Bilal
von Sourav Sarangi
Indien, Finnland, 2008
Streaming-Regionen: global
zusammenfassung
Der dreijährige Bilal lebt mit seinen Eltern, seiner Großmutter und seinem jüngeren Bruder in einem kleinen, dunklen Zimmer in Kalkutta, Indien. Die Familie ist arm, und Bilals Eltern sind beide blind. Er mag zwar noch ein Kleinkind sein, doch dieser einfallsreiche, verspielte kleine Junge weiß bereits viel über das Leben. Er führt seinen Vater durch den dichten Verkehr, weist seine Mutter darauf hin, was im Haus geputzt werden muss, und bringt seinem eineinhalbjährigen Geschwisterchen bei, wie es die Aufmerksamkeit seiner Eltern auf sich lenken kann. Bilal ist sich der Behinderung seiner Eltern instinktiv bewusst und hat eine besondere Art entwickelt, mit ihnen zu kommunizieren und zu interagieren. Er umarmt sie, um ihnen zu zeigen, wenn er glücklich ist, und wenn er Unfug treiben will, weiß er: Wenn er aus dem Haus rennt, kann seine Mutter kaum etwas tun, um ihn zurückzuholen – außer zu rufen und darauf zu warten, dass die Nachbarn ihn einfangen.
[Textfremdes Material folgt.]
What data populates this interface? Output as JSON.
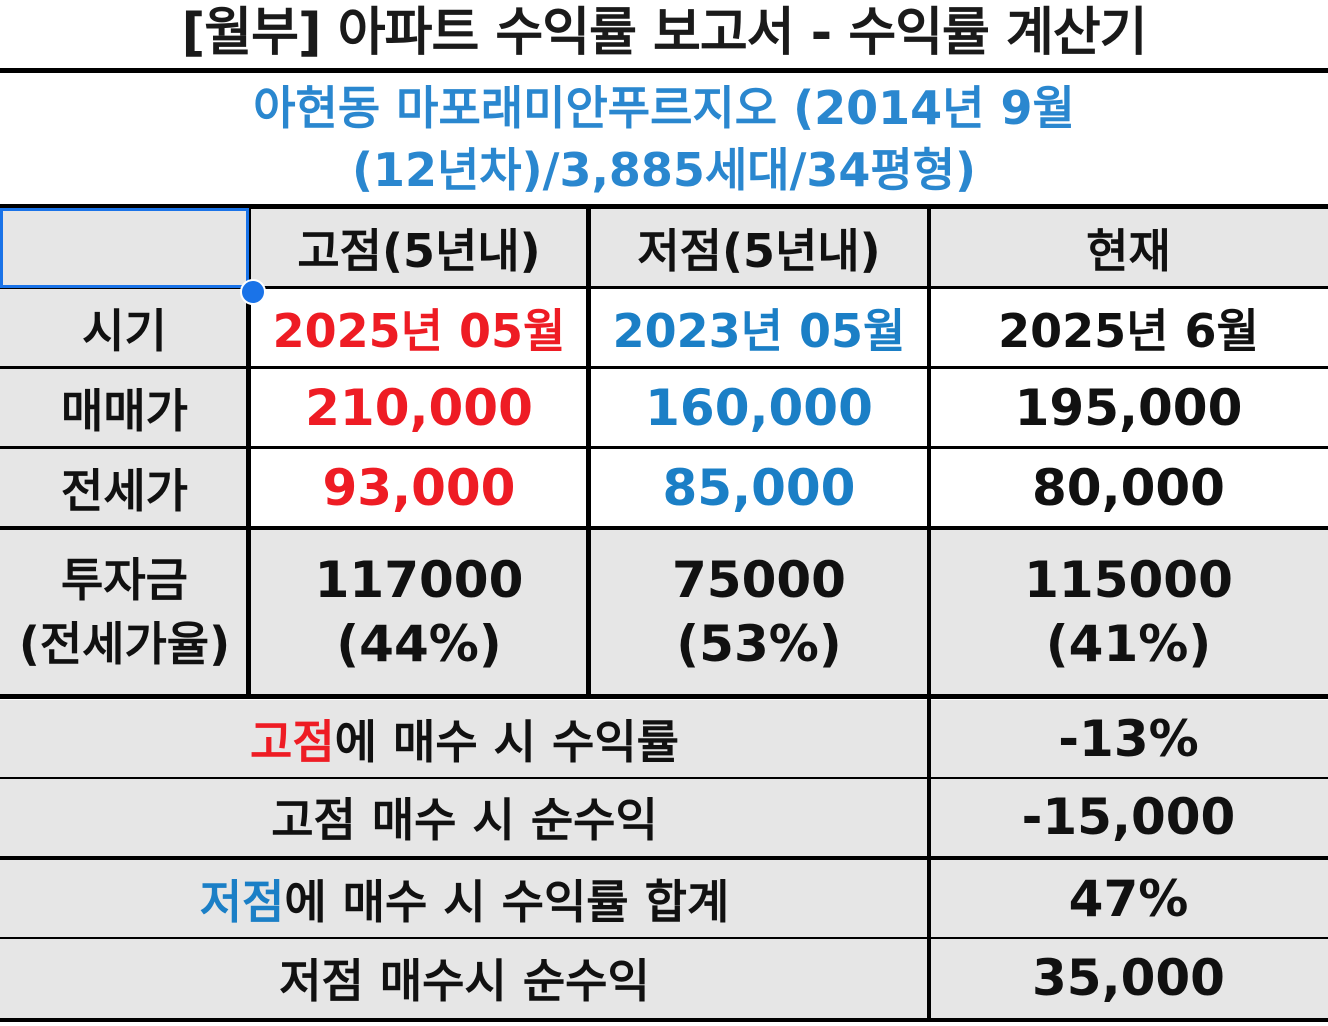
{
  "title": "[월부] 아파트 수익률 보고서 - 수익률 계산기",
  "apartment": {
    "line1": "아현동 마포래미안푸르지오 (2014년 9월",
    "line2": "(12년차)/3,885세대/34평형)"
  },
  "columns": {
    "high": "고점(5년내)",
    "low": "저점(5년내)",
    "current": "현재"
  },
  "rows": {
    "period": {
      "label": "시기",
      "high": "2025년 05월",
      "low": "2023년 05월",
      "current": "2025년 6월"
    },
    "sale_price": {
      "label": "매매가",
      "high": "210,000",
      "low": "160,000",
      "current": "195,000"
    },
    "jeonse_price": {
      "label": "전세가",
      "high": "93,000",
      "low": "85,000",
      "current": "80,000"
    },
    "investment": {
      "label_line1": "투자금",
      "label_line2": "(전세가율)",
      "high_line1": "117000",
      "high_line2": "(44%)",
      "low_line1": "75000",
      "low_line2": "(53%)",
      "current_line1": "115000",
      "current_line2": "(41%)"
    }
  },
  "summary": {
    "high_return": {
      "label_highlight": "고점",
      "label_rest": "에 매수 시 수익률",
      "value": "-13%"
    },
    "high_profit": {
      "label": "고점 매수 시 순수익",
      "value": "-15,000"
    },
    "low_return": {
      "label_highlight": "저점",
      "label_rest": "에 매수 시 수익률 합계",
      "value": "47%"
    },
    "low_profit": {
      "label": "저점 매수시 순수익",
      "value": "35,000"
    }
  },
  "colors": {
    "high": "#ee1c24",
    "low": "#1b7fc6",
    "apartment_text": "#2a87cf",
    "gray_fill": "#e6e6e6",
    "selection": "#1a73e8"
  }
}
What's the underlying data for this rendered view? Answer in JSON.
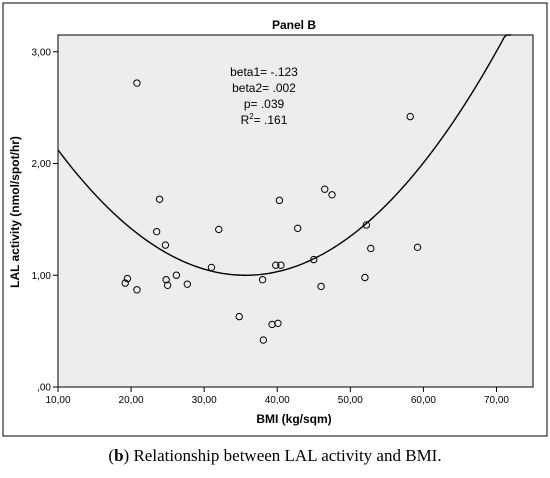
{
  "chart_data": {
    "type": "scatter",
    "title": "Panel B",
    "xlabel": "BMI (kg/sqm)",
    "ylabel": "LAL activity (nmol/spot/hr)",
    "xlim": [
      10,
      75
    ],
    "ylim": [
      0,
      3.15
    ],
    "x_ticks": [
      10,
      20,
      30,
      40,
      50,
      60,
      70
    ],
    "x_tick_labels": [
      "10,00",
      "20,00",
      "30,00",
      "40,00",
      "50,00",
      "60,00",
      "70,00"
    ],
    "y_ticks": [
      0,
      1,
      2,
      3
    ],
    "y_tick_labels": [
      ",00",
      "1,00",
      "2,00",
      "3,00"
    ],
    "grid": false,
    "background": "#ededed",
    "annotation": {
      "beta1_label": "beta1= -.123",
      "beta2_label": "beta2= .002",
      "p_label": "p= .039",
      "r2_prefix": "R",
      "r2_sup": "2",
      "r2_suffix": "= .161"
    },
    "fit": {
      "kind": "quadratic",
      "points": [
        [
          10.0,
          2.16
        ],
        [
          20.0,
          1.38
        ],
        [
          30.0,
          1.04
        ],
        [
          36.8,
          0.99
        ],
        [
          40.0,
          1.02
        ],
        [
          50.0,
          1.34
        ],
        [
          60.0,
          2.1
        ],
        [
          70.0,
          3.05
        ],
        [
          72.0,
          3.15
        ]
      ]
    },
    "points": [
      [
        19.2,
        0.93
      ],
      [
        19.5,
        0.97
      ],
      [
        20.8,
        0.87
      ],
      [
        20.8,
        2.72
      ],
      [
        23.5,
        1.39
      ],
      [
        23.9,
        1.68
      ],
      [
        24.7,
        1.27
      ],
      [
        24.8,
        0.96
      ],
      [
        25.0,
        0.91
      ],
      [
        26.2,
        1.0
      ],
      [
        27.7,
        0.92
      ],
      [
        31.0,
        1.07
      ],
      [
        32.0,
        1.41
      ],
      [
        34.8,
        0.63
      ],
      [
        38.0,
        0.96
      ],
      [
        38.1,
        0.42
      ],
      [
        39.3,
        0.56
      ],
      [
        39.8,
        1.09
      ],
      [
        40.1,
        0.57
      ],
      [
        40.3,
        1.67
      ],
      [
        40.5,
        1.09
      ],
      [
        42.8,
        1.42
      ],
      [
        45.0,
        1.14
      ],
      [
        46.0,
        0.9
      ],
      [
        46.5,
        1.77
      ],
      [
        47.5,
        1.72
      ],
      [
        52.0,
        0.98
      ],
      [
        52.2,
        1.45
      ],
      [
        52.8,
        1.24
      ],
      [
        58.2,
        2.42
      ],
      [
        59.2,
        1.25
      ]
    ]
  },
  "caption": {
    "open": "(",
    "letter": "b",
    "rest": ") Relationship between LAL activity and BMI."
  }
}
Regisseur Sourav Sarangi begleitete Bilal ein Jahr lang und hielt Momente der Not, der Zärtlichkeit und der Hoffnung fest. Sein schlichter Film bietet uns die Perspektive eines Kindes auf Armut, Familie, Spaß und Verantwortung. Er wird Sie in vielerlei Hinsicht dazu bringen, Ihre Sicht auf die Welt zu hinterfragen.
über die regisseur*innen
Sourav Sarangi wurde 1964 geboren, studierte Geologie, wechselte später jedoch an der FTII, der berühmten Filmhochschule in Indien, zum Studiengang Filmschnitt. In den letzten Jahren war er vor allem an internationalen Koproduktionen beteiligt. Die wenigen Dokumentar- und Spielfilme, die Sourav gedreht hat, brachten ihm weltweit Auszeichnungen ein. Außerdem war er in Indien intensiv als Programmdirektor bei privaten Fernsehsendern tätig.